- Developer(s): CDS Micro Systems
- Publisher(s): CDS Micro Systems
- Designer(s): Chris Birkenshaw
- Platform(s): Amstrad CPC, BBC Micro, Commodore 64, ZX Spectrum
- Release: 1986
- Genre(s): Card game
- Mode(s): Single-player

= Colossus Bridge 4 (video game) =

1986 video game

Colossus Bridge 4 is a video game published by CDS Micro Systems, in 1986 for the ZX Spectrum and Amstrad CPC, in 1987 for the Commodore 64, and in 1988 for the BBC Micro. The game was packaged with a book, Begin Bridge by Geoff Fox.

==Gameplay==
Colossuss Bridge 4 allows a single player to play contract bridge with a computer-controlled partner and opponents.
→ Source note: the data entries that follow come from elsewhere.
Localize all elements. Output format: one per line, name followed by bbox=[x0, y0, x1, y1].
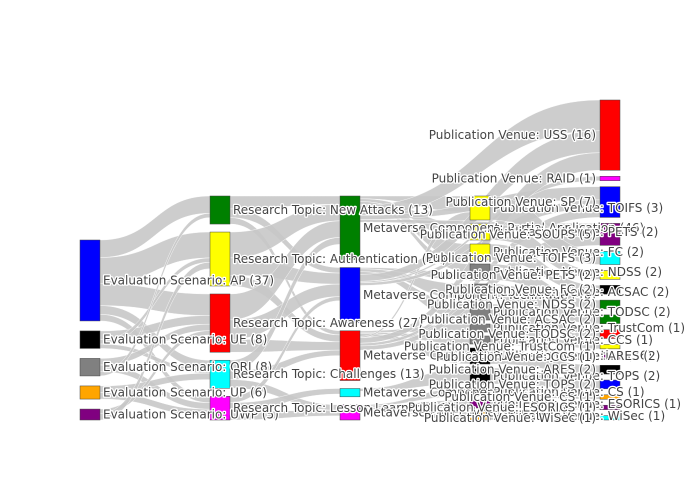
node-label-todsc: Publication Venue: TODSC (2) bbox=[493, 305, 671, 319]
node-na[interactable] bbox=[209, 195, 231, 225]
node-mcsy[interactable] bbox=[339, 388, 361, 398]
node-label-v_wisec: Publication Venue: WiSec (1) bbox=[424, 411, 596, 425]
node-label-mcsy: Metaverse Component: System (6) bbox=[363, 386, 573, 400]
node-ndss[interactable] bbox=[469, 263, 491, 281]
node-label-uss: Publication Venue: USS (16) bbox=[429, 128, 596, 142]
node-up[interactable] bbox=[79, 385, 101, 400]
node-acsac[interactable] bbox=[469, 283, 491, 301]
node-label-qri: Evaluation Scenario: QRI (8) bbox=[103, 360, 272, 374]
node-v_pets[interactable] bbox=[599, 270, 621, 280]
node-label-na: Research Topic: New Attacks (13) bbox=[233, 203, 433, 217]
node-v_fc[interactable] bbox=[599, 285, 621, 295]
node-uwp[interactable] bbox=[79, 408, 101, 421]
node-label-aw: Research Topic: Awareness (27) bbox=[233, 316, 423, 330]
node-label-v_tops: Publication Venue: TOPS (2) bbox=[429, 377, 596, 391]
node-label-mpa: Metaverse Component: Partial Application… bbox=[363, 221, 644, 235]
node-label-pets: Publication Venue: PETS (2) bbox=[493, 225, 658, 239]
node-label-raid: Publication Venue: RAID (1) bbox=[432, 171, 596, 185]
node-label-auth: Research Topic: Authentication (25) bbox=[233, 252, 446, 266]
node-label-ch: Research Topic: Challenges (13) bbox=[233, 367, 425, 381]
node-esorics[interactable] bbox=[469, 399, 491, 409]
node-label-trustcom: Publication Venue: TrustCom (1) bbox=[493, 321, 685, 335]
node-label-cs: Publication Venue: CS (1) bbox=[493, 385, 645, 399]
node-label-v_todsc: Publication Venue: TODSC (2) bbox=[418, 327, 596, 341]
node-label-v_cs: Publication Venue: CS (1) bbox=[444, 390, 596, 404]
node-label-ccs: Publication Venue: CCS (1) bbox=[493, 333, 653, 347]
node-raid[interactable] bbox=[599, 176, 621, 181]
labels-layer: Evaluation Scenario: AP (37) Evaluation S… bbox=[102, 127, 687, 426]
node-label-v_trustcom: Publication Venue: TrustCom (1) bbox=[404, 340, 596, 354]
node-ccs[interactable] bbox=[469, 335, 491, 345]
node-label-uwp: Evaluation Scenario: UWP (5) bbox=[103, 408, 279, 422]
node-wisec[interactable] bbox=[469, 411, 491, 421]
node-label-v_ares: Publication Venue: ARES (2) bbox=[429, 363, 596, 377]
node-v_acsac[interactable] bbox=[599, 314, 621, 324]
node-label-soups: Publication Venue: SOUPS (5) bbox=[420, 227, 596, 241]
node-ap[interactable] bbox=[79, 239, 101, 322]
node-v_tops[interactable] bbox=[599, 379, 621, 390]
node-v_wisec[interactable] bbox=[599, 415, 621, 421]
node-mt[interactable] bbox=[339, 267, 361, 324]
node-mpa[interactable] bbox=[339, 195, 361, 260]
node-v_trustcom[interactable] bbox=[599, 344, 621, 350]
node-tops[interactable] bbox=[469, 367, 491, 385]
node-todsc[interactable] bbox=[469, 303, 491, 321]
node-ch[interactable] bbox=[209, 359, 231, 389]
node-tifs[interactable] bbox=[469, 195, 491, 221]
node-label-v_esorics: Publication Venue: ESORICS (1) bbox=[408, 400, 596, 414]
node-label-ll: Research Topic: Lesson Learned (11) bbox=[233, 401, 452, 415]
node-label-v_ndss: Publication Venue: NDSS (2) bbox=[427, 298, 596, 312]
node-label-v_ccs: Publication Venue: CCS (1) bbox=[436, 350, 596, 364]
node-ares[interactable] bbox=[469, 347, 491, 365]
node-ue[interactable] bbox=[79, 330, 101, 349]
node-label-esorics: Publication Venue: ESORICS (1) bbox=[493, 397, 681, 411]
node-v_ccs[interactable] bbox=[599, 354, 621, 360]
node-cs[interactable] bbox=[469, 387, 491, 397]
node-label-ndss: Publication Venue: NDSS (2) bbox=[493, 265, 662, 279]
node-label-v_acsac: Publication Venue: ACSAC (2) bbox=[420, 312, 596, 326]
node-label-ue: Evaluation Scenario: UE (8) bbox=[103, 333, 267, 347]
node-label-v_fc: Publication Venue: FC (2) bbox=[445, 283, 596, 297]
node-v_esorics[interactable] bbox=[599, 404, 621, 410]
node-label-fc: Publication Venue: FC (2) bbox=[493, 245, 644, 259]
node-label-tops: Publication Venue: TOPS (2) bbox=[493, 369, 660, 383]
node-label-acsac: Publication Venue: ACSAC (2) bbox=[493, 285, 669, 299]
node-fc[interactable] bbox=[469, 243, 491, 261]
node-uss[interactable] bbox=[599, 99, 621, 171]
node-v_tifs[interactable] bbox=[599, 251, 621, 265]
node-label-mcs: Metaverse Component: Security Evaluation… bbox=[363, 349, 652, 363]
node-label-up: Evaluation Scenario: UP (6) bbox=[103, 386, 267, 400]
node-label-mt: Metaverse Component: Technique (40) bbox=[363, 288, 596, 302]
node-label-tifs: Publication Venue: TOIFS (3) bbox=[493, 201, 663, 215]
node-label-v_tifs: Publication Venue: TOIFS (3) bbox=[426, 251, 596, 265]
node-ll[interactable] bbox=[209, 396, 231, 421]
node-v_todsc[interactable] bbox=[599, 329, 621, 339]
node-mcs[interactable] bbox=[339, 330, 361, 381]
node-auth[interactable] bbox=[209, 231, 231, 287]
node-label-mpm: Metaverse Paper Type: Model (11) bbox=[363, 405, 567, 419]
node-label-ares: Publication Venue: ARES (2) bbox=[493, 349, 660, 363]
node-soups[interactable] bbox=[599, 223, 621, 246]
node-v_cs[interactable] bbox=[599, 394, 621, 400]
node-label-wisec: Publication Venue: WiSec (1) bbox=[493, 409, 665, 423]
node-v_ndss[interactable] bbox=[599, 299, 621, 310]
node-label-ap: Evaluation Scenario: AP (37) bbox=[103, 273, 274, 287]
node-sp[interactable] bbox=[599, 186, 621, 218]
node-pets[interactable] bbox=[469, 223, 491, 241]
node-v_ares[interactable] bbox=[599, 365, 621, 375]
nodes-layer bbox=[79, 99, 621, 421]
node-aw[interactable] bbox=[209, 293, 231, 353]
node-qri[interactable] bbox=[79, 358, 101, 377]
node-mpm[interactable] bbox=[339, 404, 361, 421]
node-trustcom[interactable] bbox=[469, 323, 491, 333]
node-label-sp: Publication Venue: SP (7) bbox=[446, 195, 596, 209]
node-label-v_pets: Publication Venue: PETS (2) bbox=[431, 268, 596, 282]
Published on cassette tape, one side contains a tutorial programme that introduces a beginner player to the fundamentals of bridge, while the other side contains the main game.

==Reception==
Crash magazine's review of the ZX Spectrum version presented a range of opinions. The first reviewer found the game to be "easy to get into", noting the amount of information on the screen. The second reviewer was familiar with bridge, and found the computer players to be too weak, allowing the player to "get away with inaccurate bidding", but otherwise found the game to be "highly polished". The third reviewer was unfamiliar with bridge found the tutorial too "fiddly" and was left "none the wiser" for the main game.

Similarly, Amtix magazine's review of the Amstrad version offered a range of opinions: one reviewer new to bridge could not understand the game, while others felt it was a good package for beginners and experienced players. The main criticism was "the abandon options which are not error trapped - press them once and that's it, kablewy!". An overall score of 75% was awarded with the comment that the game was "the best bridge player on the market".

Computer Gamer magazine reviewed the Spectrum and Amstrad version, praising the game's presentation and the ability to replay or rebid a hand. The computer player was noted as being "at best average", suitable for a beginner player but no challenge for an experienced one. An overall score of 65% was awarded.